Can’t believe we’re at the end of this phase of the journey. It is a very short phase but it has been quite intense. My body has just begun to get somewhat acclimatized to the below zero temperature and Eastern Standard time and it’s hard to imagine that I’ll be headed to Hong Kong to meet Danny Yung from Zuni Icosahedron to continue onto meeting another mentor under the Substation’s Directors’ Lab program.
For me, this project has been defined by collaboration. I thought I knew what it meant, I have been guilty of using the word cheaply in the past. I now anticipate it is a process that requires constant clarification and experimentation. Collaboration is deliberate and I have found that every collaborative process has different dynamics that requires learning and sorting through regardless of experience and familiarity with the collaborators.

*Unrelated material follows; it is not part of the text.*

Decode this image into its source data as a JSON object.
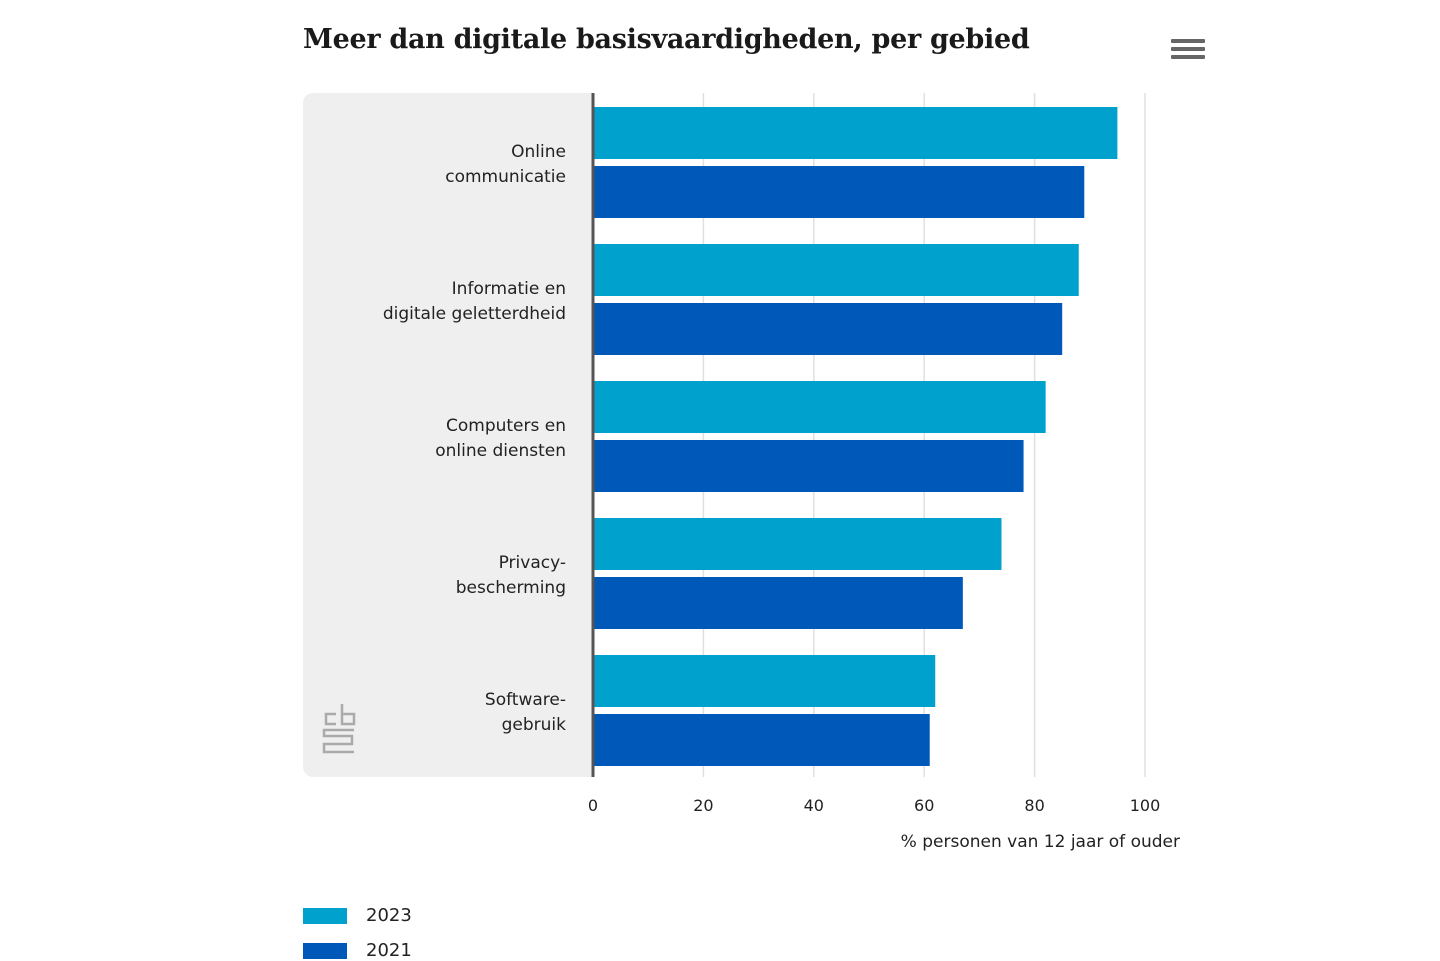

I posted previously on Anne Bogart’s thoughts about collaboration, that the relationship between a director and a collaborating actor doesn’t have to be unilateral. I concur that isn’t about agreement. It can be, but as an actor I thrive on the dialogue with my director. I’ve been often chided for concerning too much, as an actor, with matters more suited for a director’s worry. I agree. The actor is best in the present moment. And since looking closer at the director’s craft, I’ve begun consciously compartmentalizing the two practices. The oxymoron is true: you don’t know what you don’t know.
In this process, I asked a lot of questions. Sometimes as an actor, I might not have a clue how to tackle what the director asks, or the director is unable to communicate. Clarification is not synonymous with getting an answer. I’m learning to ask better questions in my practice.
The showing tonight went well on most accounts. Many Singaporeans living in New York showed up, friends of the Singaporean directors mostly. It was good to have practitioners who asked good questions. For now, we’re going to put the project into incubation mode, it will return next year April. Stay tuned.
Now off to Hong Kong! I have a flight to catch.